To meet the demand for natural resources, companies invest significant amounts of time and money in searching for and extracting oil, natural gas, and other subterranean resources from the earth. Systems are often employed to access and extract the desired resource. These systems may be located onshore or offshore, depending on the location of the resource, and generally include a wellhead assembly through which the resource is extracted. These wellhead assemblies may include a wide variety of components, such as various casings, hangers, valves, fluid conduits, and the like, that control system operations. Sometimes it is difficult, as well as expensive, to get direct access to a well through the wellhead assembly while maintaining pressure-containing barriers to protect against release to the surrounding environment.
Wellhead assemblies may include a tree, i.e., an assembly of pipes, valves and fittings coupled to a wellhead housing or hub to control the flow of oil and gas produced from the well and/or to control the flow of fluids injected into the well, a spool, or other completion member. Completion members are manufactured for surface or subsea applications, and can be vertical, horizontal, or a variation or hybrid thereof in configuration.
Vertical completion members generally include one or more production passages containing valves, where each production passage is in-line with the production tubing. Vertical completion members generally may be removed while leaving the completion (e.g., the production tubing hanger and production tubing) in place; however, if it is necessary to pull the completion, a vertical completion member may be removed and replaced with a blowout preventer (BOP), a lengthy operation that may leave the well in a vulnerable condition during plugging and/or killing operations and/or exchange of the completion member and BOP pressure-control devices.

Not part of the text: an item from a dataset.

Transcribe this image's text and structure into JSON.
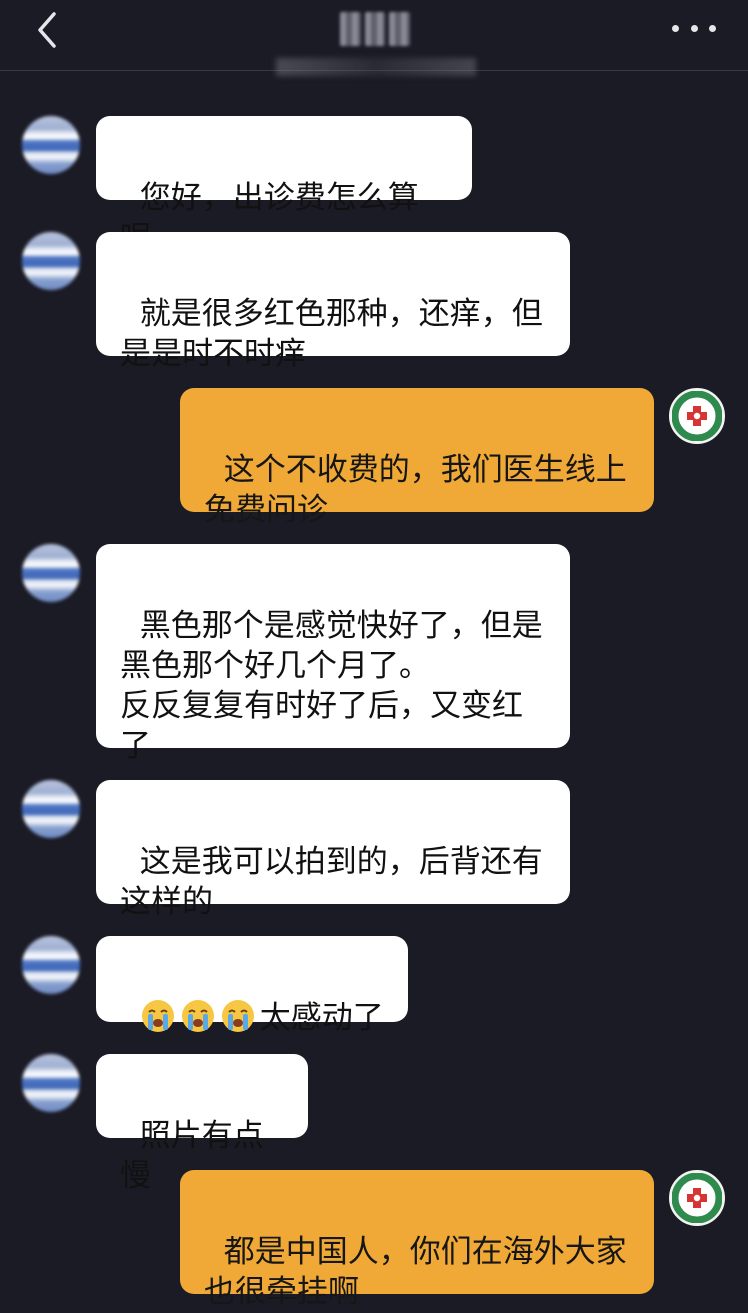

Horizontal completion members may be arranged with production control valves offset from the production tubing and with the tubing hanger locked and sealed in the member passage (instead of the wellhead) after the completion member is installed. With a horizontal configuration, the completion (e.g., the production tubing hanger and production tubing) may be removed without having to remove the completion member from the wellhead housing. However, if the member needs to be removed, the entire completion typically also is removed.
To manage expected maintenance costs, which are especially high for an offshore well, the well operator may select equipment best suited for the expected type of maintenance predicted to be required over the life of the well. For example, a well operator may predict whether there will be a greater need in the future to pull the completion member from the well for repair, or pull the completion, either for repair or for additional work in the well. Depending on the predicted maintenance events, an operator will decide whether the horizontal or vertical configuration, or a variation or hybrid thereof, each with its own advantages and disadvantages, is best suited for the expected conditions. For instance, with a vertical configuration, it is more efficient to pull the completion member and leave the completion in place. However, if the completion is pulled, the completion member is pulled as well, increasing the time and expense of pulling the completion. Conversely, with a horizontal configuration, it is more efficient to pull the completion, leaving the completion member in place. However, if the completion member is pulled, the completion is pulled as well, increasing the time and expense of pulling the member.
Another factor an operator may weigh in completion member selection is the relative bore size available for access. With the production valves offset from the production tubing, a horizontal configuration generally has a relatively larger bore. This allows the tubing and tubing hanger to be removed, for instance, or other downhole operations to be performed, without having to remove the completion member from the wellhead or disturb any external connectors to flowlines, service lines, or the like—thereby saving risk, time, and cost. Moreover, due to its large bore configuration, the horizontal configuration can accommodate larger equipment such as electrical submersible pump (ESP) completions.
An additional factor an operator may weigh in completion member selection relates to the operational impact of the so-called dual barrier requirement. Regulations in certain jurisdictions and other industry practices require a subsea well access system to provide at least two full-bore pressure-containing safety barriers between the well and open water environment at all times. For a vertical configuration, these barriers may be provided by valves such as master valves and swab valves, for example, which may be actuated to open at any time while a safety package is in place.
For a horizontal configuration, pressure-containing barriers may be provided by crown plugs sealed in the vertical passage of the tubing hanger above the production outlet and in the vertical passage of an internal tree cap landed in the completion member above the tubing hanger, where a so-called tree cap may be used with a tree, spool, or any other completion member. However, the well can be accessed only after the crown plugs have been physically removed. Removal and installation of crown plugs in a horizontal configuration each require a separate trip by wireline, slickline, braided line, or coiled tubing, and such subsea well intervention operations are generally very expensive, often based on hourly or daily rig charges. Moreover, in some cases the plug removal can be made more difficult due to the presence of corrosion, encrustation, debris, differential pressure across the plug, etc., thereby further adding to the cost of intervention.
An actuatable valve also may provide a pressure-containing barrier in one or more location. However, regardless of whether a crown plug or an actuatable valve is provided as a pressure-containing barrier in the tubing hanger bore, the location is problematic as tubing hangers may already have complex elements such as contingency plug profiles, for example. Moreover, providing a valve such as a gate valve in an internal tree cap as a final pressure-containing barrier may not provide complete control against leakage to the environment.